Despite Ripple gaining a lot of traction lately, for many, XRP has failed to reciprocate this momentum.

XRP and Ripple share a degree of interdependence. Some even believe that Ripple’s valuation is intrinsically linked to XRP’s market price. Still a recent one tweet storm comprehensively on why the altcoin’s price action is the way it is.

A pseudonymous Twitter user, Wrathof Kahnemanmarked the reasons behind XRP’s slow price action in a series of tweets. The analyst believed that demand for XRP is not (yet) strong enough. Ripple could instead obtain and integrate the liquidity cheaply.

Ripple’s On-Demand Liquidity (ODL) allows customers to instantly move money around the world at any time – even on weekends and holidays. In fact, ODL transactions in Q3 2021 responsible for 25% of the total dollar volume across the network. However,

“ODL doesn’t push the price up that much hope, as every buy side has a sell side. (ignore LOC). But it’s powerful in the long run to get XRP moving in larger volumes and passes, increasing utility and desirability.”

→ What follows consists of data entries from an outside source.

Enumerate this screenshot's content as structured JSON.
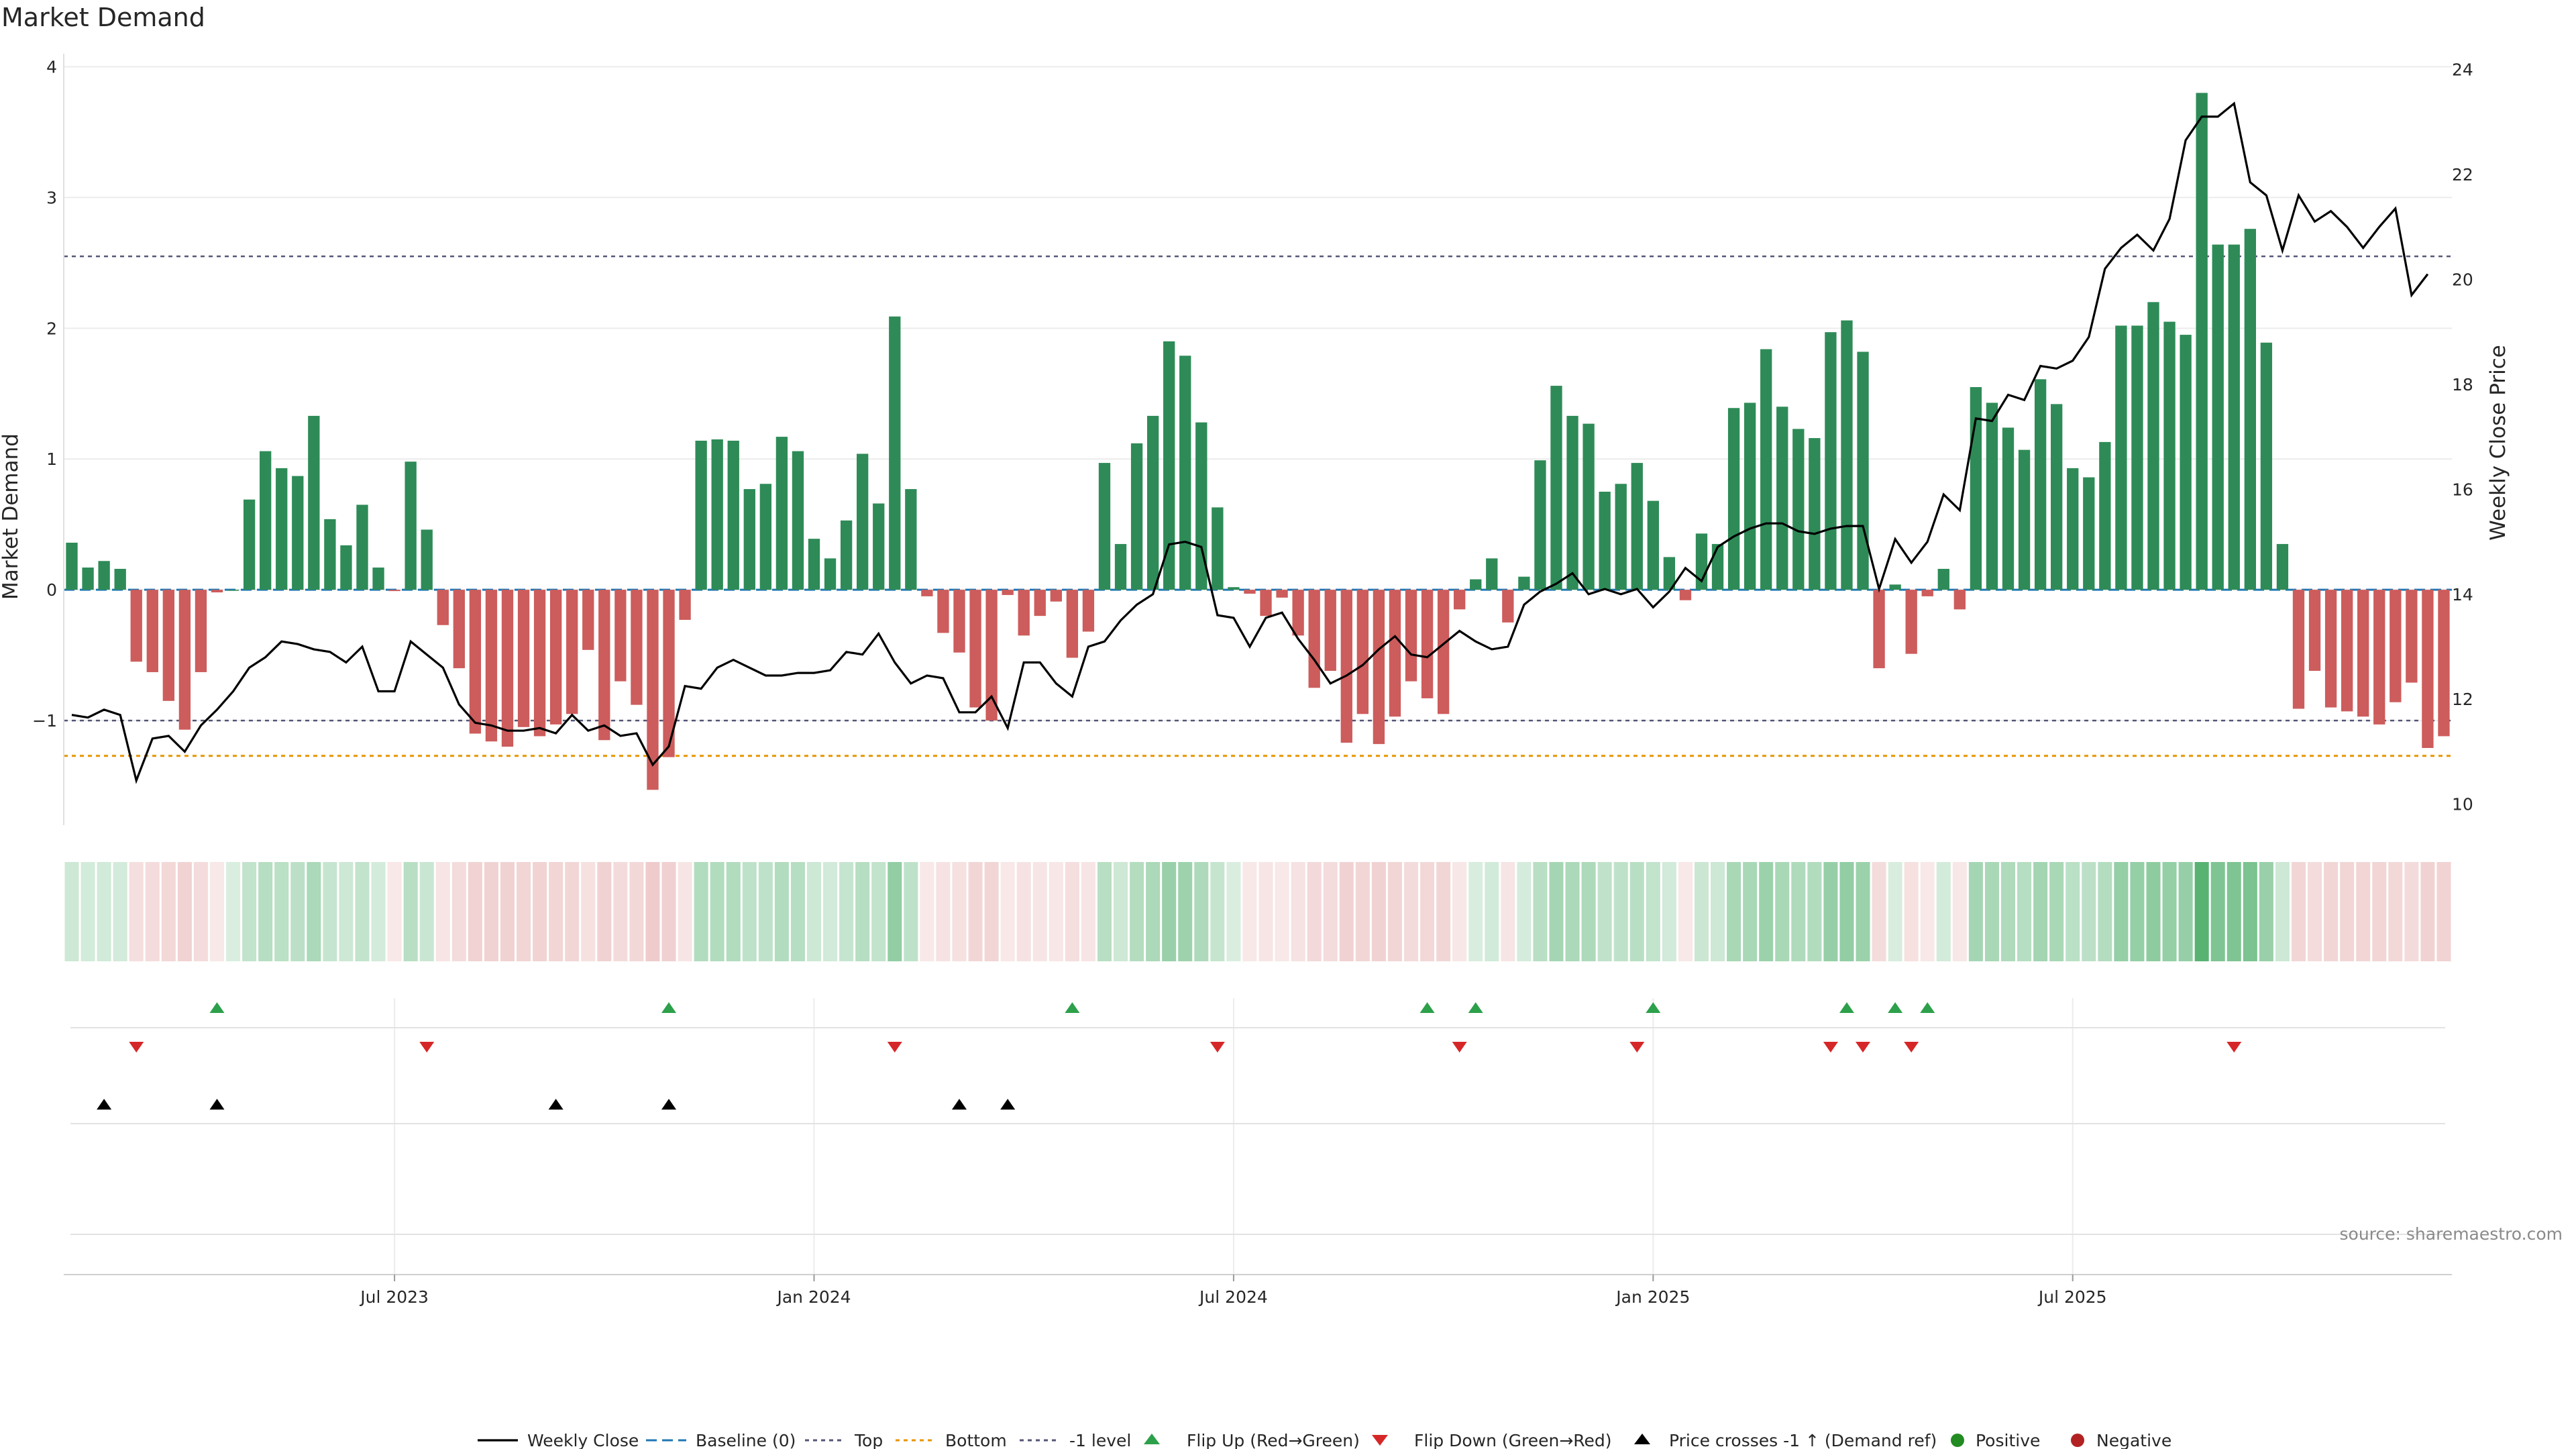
{
  "title": "Market Demand",
  "chart_data": {
    "type": "bar",
    "title": "Market Demand",
    "ylabel": "Market Demand",
    "y2label": "Weekly Close Price",
    "ylim": [
      -1.8,
      4.1
    ],
    "y2lim": [
      9.6,
      24.3
    ],
    "yticks": [
      -1,
      0,
      1,
      2,
      3,
      4
    ],
    "y2ticks": [
      10,
      12,
      14,
      16,
      18,
      20,
      22,
      24
    ],
    "xticks": [
      {
        "label": "Jul 2023",
        "week": 20
      },
      {
        "label": "Jan 2024",
        "week": 46
      },
      {
        "label": "Jul 2024",
        "week": 72
      },
      {
        "label": "Jan 2025",
        "week": 98
      },
      {
        "label": "Jul 2025",
        "week": 124
      }
    ],
    "reference_lines": {
      "baseline": 0,
      "top": 2.55,
      "bottom": -1.27,
      "minus_one": -1
    },
    "demand": [
      0.36,
      0.17,
      0.22,
      0.16,
      -0.55,
      -0.63,
      -0.85,
      -1.07,
      -0.63,
      -0.02,
      0.0,
      0.69,
      1.06,
      0.93,
      0.87,
      1.33,
      0.54,
      0.34,
      0.65,
      0.17,
      -0.01,
      0.98,
      0.46,
      -0.27,
      -0.6,
      -1.1,
      -1.16,
      -1.2,
      -1.05,
      -1.12,
      -1.03,
      -0.95,
      -0.46,
      -1.15,
      -0.7,
      -0.88,
      -1.53,
      -1.28,
      -0.23,
      1.14,
      1.15,
      1.14,
      0.77,
      0.81,
      1.17,
      1.06,
      0.39,
      0.24,
      0.53,
      1.04,
      0.66,
      2.09,
      0.77,
      -0.05,
      -0.33,
      -0.48,
      -0.9,
      -1.0,
      -0.04,
      -0.35,
      -0.2,
      -0.09,
      -0.52,
      -0.32,
      0.97,
      0.35,
      1.12,
      1.33,
      1.9,
      1.79,
      1.28,
      0.63,
      0.02,
      -0.03,
      -0.2,
      -0.06,
      -0.35,
      -0.75,
      -0.62,
      -1.17,
      -0.95,
      -1.18,
      -0.97,
      -0.7,
      -0.83,
      -0.95,
      -0.15,
      0.08,
      0.24,
      -0.25,
      0.1,
      0.99,
      1.56,
      1.33,
      1.27,
      0.75,
      0.81,
      0.97,
      0.68,
      0.25,
      -0.08,
      0.43,
      0.35,
      1.39,
      1.43,
      1.84,
      1.4,
      1.23,
      1.16,
      1.97,
      2.06,
      1.82,
      -0.6,
      0.04,
      -0.49,
      -0.05,
      0.16,
      -0.15,
      1.55,
      1.43,
      1.24,
      1.07,
      1.61,
      1.42,
      0.93,
      0.86,
      1.13,
      2.02,
      2.02,
      2.2,
      2.05,
      1.95,
      3.8,
      2.64,
      2.64,
      2.76,
      1.89,
      0.35,
      -0.91,
      -0.62,
      -0.9,
      -0.93,
      -0.97,
      -1.03,
      -0.86,
      -0.71,
      -1.21,
      -1.12
    ],
    "weekly_close": [
      11.7,
      11.65,
      11.8,
      11.7,
      10.45,
      11.25,
      11.3,
      11.0,
      11.5,
      11.8,
      12.15,
      12.6,
      12.8,
      13.1,
      13.05,
      12.95,
      12.9,
      12.7,
      13.0,
      12.15,
      12.15,
      13.1,
      12.85,
      12.6,
      11.9,
      11.55,
      11.5,
      11.4,
      11.4,
      11.45,
      11.35,
      11.7,
      11.4,
      11.5,
      11.3,
      11.35,
      10.75,
      11.1,
      12.25,
      12.2,
      12.6,
      12.75,
      12.6,
      12.45,
      12.45,
      12.5,
      12.5,
      12.55,
      12.9,
      12.85,
      13.25,
      12.7,
      12.3,
      12.45,
      12.4,
      11.75,
      11.75,
      12.05,
      11.45,
      12.7,
      12.7,
      12.3,
      12.05,
      13.0,
      13.1,
      13.5,
      13.8,
      14.0,
      14.95,
      15.0,
      14.9,
      13.6,
      13.55,
      13.0,
      13.55,
      13.65,
      13.15,
      12.75,
      12.3,
      12.45,
      12.65,
      12.95,
      13.2,
      12.85,
      12.8,
      13.05,
      13.3,
      13.1,
      12.95,
      13.0,
      13.8,
      14.05,
      14.2,
      14.4,
      14.0,
      14.1,
      14.0,
      14.1,
      13.75,
      14.05,
      14.5,
      14.25,
      14.9,
      15.1,
      15.25,
      15.35,
      15.35,
      15.2,
      15.15,
      15.25,
      15.3,
      15.3,
      14.1,
      15.05,
      14.6,
      15.0,
      15.9,
      15.6,
      17.35,
      17.3,
      17.8,
      17.7,
      18.35,
      18.3,
      18.45,
      18.9,
      20.2,
      20.6,
      20.85,
      20.55,
      21.15,
      22.65,
      23.1,
      23.1,
      23.35,
      21.85,
      21.6,
      20.55,
      21.6,
      21.1,
      21.3,
      21.0,
      20.6,
      21.0,
      21.35,
      19.7,
      20.1
    ],
    "flip_up_weeks": [
      9,
      37,
      62,
      84,
      87,
      98,
      110,
      113,
      115
    ],
    "flip_down_weeks": [
      4,
      22,
      51,
      71,
      86,
      97,
      109,
      111,
      114,
      134
    ],
    "price_cross_weeks": [
      2,
      9,
      30,
      37,
      55,
      58
    ],
    "legend": [
      "Weekly Close",
      "Baseline (0)",
      "Top",
      "Bottom",
      "-1 level",
      "Flip Up (Red→Green)",
      "Flip Down (Green→Red)",
      "Price crosses -1 ↑ (Demand ref)",
      "Positive",
      "Negative"
    ],
    "colors": {
      "positive": "#2e8b57",
      "negative": "#cd5c5c",
      "line": "#000000",
      "baseline": "#1f77b4",
      "top": "#555577",
      "bottom": "#e69500",
      "flip_up": "#2ca04a",
      "flip_down": "#d62728",
      "cross": "#000000",
      "positive_dot": "#228b22",
      "negative_dot": "#b22222"
    }
  },
  "source": "source: sharemaestro.com"
}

XRP’s growth, the analyst added, is considered fit for the long term. It captures as much global value as possible because it remains an embedded part of the global financial system. Ergo, the price of XRP, despite consolidating just below $1, is not a concern, he claimed.

In the long run, he said, XRP would increase sharply as global transactions continue to accelerate.

Needless to say, there isn’t much incentive for retail XRP traders right now. It is also understandable that there are many prejudices against it. In the short term, however, the following may be good signs to watch out for:

This is what traders should really look into

XRP registered a significant increase in ‘institutional capital flows’ ($0.9 million) due to recent geopolitical tensions. In fact, this was the first time since October that it recorded a positive monthly return.

The price of XRP grew 20.2% to $0.75 in February, reaching a fully diluted market cap of $64.1 billion by the end of the month. Monthly USD Volumes Rose up 32.6% to $2.43 billion, while 30-day volatility nearly doubled, rising from 65.2% to 119%. On-chain activity declined slightly as monthly transactions fell 1.28% to $50.9 million.

In addition, in February, XRP remained the blockchain with the highest transaction volume, according to CryptoCompare’s report. It recorded approximately $50.9 million transactions during the month.

Source: CryptoCompare

The timing of these findings is interesting. Especially since XRP whales have moved large amounts of the cryptocurrency between private wallets. This amounted to about 78 million XRP, worth more than $55 million.